Brouwer Award for Ortwin Gerhard

June 30, 2017
The Division on Dynamical Astronomy (DDA) of the American Astronomical Society has named Dr. Ortwin Gerhard from the Max Planck Institute for Extraterrestrial Physics (MPE) as the 2017 recipient of its Dirk Brouwer Award. Gerhard receives the distinction for his achievements in modelling the inner Milky Way galaxy.

The inner Galaxy is not only obscured by dust in the disk plane, but we also view it in projection from our location within the outer disk. In order to unravel the inner structure, Ortwin Gerhard and his group have utilized data from many wavebands and combined them “with increasingly sophisticated modelling techniques” to build a picture of a barred disk galaxy, in which the inner bar is the box/peanut structure visible in infrared surveys (see MPE Press Release: The inside of our Milky Way in 3D).

The committee stresses that the picture of the inner Galaxy established by Gerhard’s group is cosmologically important because it establishes that baryons are completely dominant in the inner part of our fairly typical Galaxy. His team not only made use of N-body simulations, they also developed and used the made-to-measure method (aka NMAGIC) for tailoring N-body simulations to match observational data.

Gerhard was a major player in the planetary nebula project, which extended our knowledge of the dynamics of elliptical galaxies to the largest scales yet probed. His collaborative studies of planetary nebulae in clusters of galaxies led to the first measurements of the motions of the intracluster stars in the Virgo and Coma clusters, and therefore to insights into the processes by which the diffuse intracluster light is produced.

First in Heidelberg, then in Basel and finally at the MPE in Garching, Ortwin Gerhard has built “research groups of international standing, wherein he has fostered a strong and coherent research programme that involves graduate students and postdocs”. Several of his former students and postdocs are now leaders in Galactic Dynamics in their own right. His international service to the astronomical community includes his service as President of IAU Division VII and as Vice-President and President of IAU Commission 33.

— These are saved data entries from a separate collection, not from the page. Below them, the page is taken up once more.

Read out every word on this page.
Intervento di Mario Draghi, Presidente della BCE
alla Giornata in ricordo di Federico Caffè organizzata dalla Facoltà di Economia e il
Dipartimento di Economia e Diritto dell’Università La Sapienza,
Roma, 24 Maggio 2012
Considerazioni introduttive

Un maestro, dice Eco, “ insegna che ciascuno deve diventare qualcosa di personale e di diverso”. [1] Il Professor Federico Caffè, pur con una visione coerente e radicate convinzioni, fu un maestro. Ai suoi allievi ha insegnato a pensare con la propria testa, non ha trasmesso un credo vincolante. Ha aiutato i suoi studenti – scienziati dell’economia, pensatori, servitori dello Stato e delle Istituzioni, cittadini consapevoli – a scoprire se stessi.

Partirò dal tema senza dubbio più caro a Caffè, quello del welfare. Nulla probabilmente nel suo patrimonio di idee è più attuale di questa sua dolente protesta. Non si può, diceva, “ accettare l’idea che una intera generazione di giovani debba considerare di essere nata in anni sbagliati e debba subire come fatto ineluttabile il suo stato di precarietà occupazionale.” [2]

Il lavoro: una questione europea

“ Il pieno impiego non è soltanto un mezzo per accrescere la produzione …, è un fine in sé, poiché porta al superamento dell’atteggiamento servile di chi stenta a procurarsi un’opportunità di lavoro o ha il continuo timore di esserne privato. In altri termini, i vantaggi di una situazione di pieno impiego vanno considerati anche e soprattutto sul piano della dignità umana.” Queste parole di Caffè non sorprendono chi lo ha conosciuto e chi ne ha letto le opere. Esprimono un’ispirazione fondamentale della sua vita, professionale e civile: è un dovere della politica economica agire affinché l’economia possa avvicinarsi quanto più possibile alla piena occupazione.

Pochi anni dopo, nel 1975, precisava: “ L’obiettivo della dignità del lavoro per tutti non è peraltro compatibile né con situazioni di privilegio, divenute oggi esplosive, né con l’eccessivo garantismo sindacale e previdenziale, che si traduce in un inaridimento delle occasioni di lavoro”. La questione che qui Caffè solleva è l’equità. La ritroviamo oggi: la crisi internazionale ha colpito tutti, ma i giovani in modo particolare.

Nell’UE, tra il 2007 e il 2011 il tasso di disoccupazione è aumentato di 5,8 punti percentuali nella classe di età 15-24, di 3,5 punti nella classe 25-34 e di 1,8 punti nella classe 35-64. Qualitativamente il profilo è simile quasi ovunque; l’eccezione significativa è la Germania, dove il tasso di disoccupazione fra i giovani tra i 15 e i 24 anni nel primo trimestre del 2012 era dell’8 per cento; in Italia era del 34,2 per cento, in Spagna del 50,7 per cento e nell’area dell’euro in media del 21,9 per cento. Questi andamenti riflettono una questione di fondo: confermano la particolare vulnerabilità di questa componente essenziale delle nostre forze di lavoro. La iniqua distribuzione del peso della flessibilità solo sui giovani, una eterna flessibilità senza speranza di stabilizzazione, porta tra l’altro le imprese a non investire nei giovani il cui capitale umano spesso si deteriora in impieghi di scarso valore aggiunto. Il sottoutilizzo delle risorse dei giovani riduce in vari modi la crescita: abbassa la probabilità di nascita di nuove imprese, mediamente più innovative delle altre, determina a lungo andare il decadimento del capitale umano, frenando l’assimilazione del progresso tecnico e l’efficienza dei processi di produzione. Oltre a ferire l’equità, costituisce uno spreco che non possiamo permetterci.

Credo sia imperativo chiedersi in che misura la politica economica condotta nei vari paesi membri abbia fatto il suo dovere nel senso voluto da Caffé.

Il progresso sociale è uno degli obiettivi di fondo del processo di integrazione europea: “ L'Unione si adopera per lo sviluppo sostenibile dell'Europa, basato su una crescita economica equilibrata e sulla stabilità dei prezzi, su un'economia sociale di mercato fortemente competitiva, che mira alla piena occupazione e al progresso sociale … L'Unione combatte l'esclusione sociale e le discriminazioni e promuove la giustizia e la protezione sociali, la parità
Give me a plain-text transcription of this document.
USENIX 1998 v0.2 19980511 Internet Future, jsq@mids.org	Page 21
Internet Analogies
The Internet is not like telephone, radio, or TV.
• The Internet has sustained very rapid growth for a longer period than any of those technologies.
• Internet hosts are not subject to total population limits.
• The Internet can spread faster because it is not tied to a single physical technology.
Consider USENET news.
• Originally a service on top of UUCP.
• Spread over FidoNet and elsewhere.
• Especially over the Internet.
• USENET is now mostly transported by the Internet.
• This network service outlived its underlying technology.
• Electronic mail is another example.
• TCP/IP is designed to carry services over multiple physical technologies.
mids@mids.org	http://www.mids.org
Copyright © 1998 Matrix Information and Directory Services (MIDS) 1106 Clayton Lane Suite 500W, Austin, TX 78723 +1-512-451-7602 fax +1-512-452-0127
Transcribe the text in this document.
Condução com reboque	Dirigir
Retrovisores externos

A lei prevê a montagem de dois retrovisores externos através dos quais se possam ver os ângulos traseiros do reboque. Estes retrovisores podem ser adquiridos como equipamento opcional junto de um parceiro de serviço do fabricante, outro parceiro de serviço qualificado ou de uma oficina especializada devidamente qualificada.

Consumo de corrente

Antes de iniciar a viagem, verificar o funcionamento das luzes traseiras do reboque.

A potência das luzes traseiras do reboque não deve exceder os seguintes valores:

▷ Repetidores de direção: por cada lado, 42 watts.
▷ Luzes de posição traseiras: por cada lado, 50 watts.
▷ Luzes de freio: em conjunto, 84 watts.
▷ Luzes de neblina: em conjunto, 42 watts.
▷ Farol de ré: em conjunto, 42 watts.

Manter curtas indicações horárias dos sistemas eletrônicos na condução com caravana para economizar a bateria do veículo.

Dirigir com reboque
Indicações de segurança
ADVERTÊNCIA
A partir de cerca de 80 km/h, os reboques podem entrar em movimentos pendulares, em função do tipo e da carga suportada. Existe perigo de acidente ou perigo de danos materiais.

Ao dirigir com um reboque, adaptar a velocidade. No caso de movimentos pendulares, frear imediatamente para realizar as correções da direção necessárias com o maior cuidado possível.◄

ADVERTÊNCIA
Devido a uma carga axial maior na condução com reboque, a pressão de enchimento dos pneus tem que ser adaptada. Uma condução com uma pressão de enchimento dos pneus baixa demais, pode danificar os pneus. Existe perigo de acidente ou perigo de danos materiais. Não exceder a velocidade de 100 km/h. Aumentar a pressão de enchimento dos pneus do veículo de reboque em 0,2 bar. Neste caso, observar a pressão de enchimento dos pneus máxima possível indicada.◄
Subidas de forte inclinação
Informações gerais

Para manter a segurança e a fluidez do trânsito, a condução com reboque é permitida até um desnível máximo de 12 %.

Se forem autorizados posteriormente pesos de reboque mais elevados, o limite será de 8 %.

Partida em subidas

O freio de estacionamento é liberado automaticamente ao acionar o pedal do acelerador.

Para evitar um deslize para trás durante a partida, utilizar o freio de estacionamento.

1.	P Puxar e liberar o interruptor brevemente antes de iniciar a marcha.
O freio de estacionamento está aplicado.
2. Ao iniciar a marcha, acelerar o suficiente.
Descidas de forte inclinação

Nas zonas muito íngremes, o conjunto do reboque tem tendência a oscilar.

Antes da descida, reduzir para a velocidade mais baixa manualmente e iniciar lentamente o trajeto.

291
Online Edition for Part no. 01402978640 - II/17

For his contributions to understanding the dynamics and structure of the inner Milky Way as well as more distant elliptical galaxies and clusters the DDA honours Ortwin Gerhard now with the Dirk Brouwer Award, which was established in 1976 to recognize outstanding contributions to the field of Dynamical Astronomy, including celestial mechanics, solar system dynamics, planetary and exo-planetary dynamics, astrometry, geophysics, stellar systems, galactic and extra galactic dynamics. The main criteria, which are not necessarily weighted equally, are (a) excellence in scientific research; (b) impact and influence in the field; (c) excellence in teaching and training of students; (d) outstanding advancement and other support of the field through administration, public service or engineering achievement. Ortwin Gerhard will deliver an invited lecture at the 2018 DDA Meeting.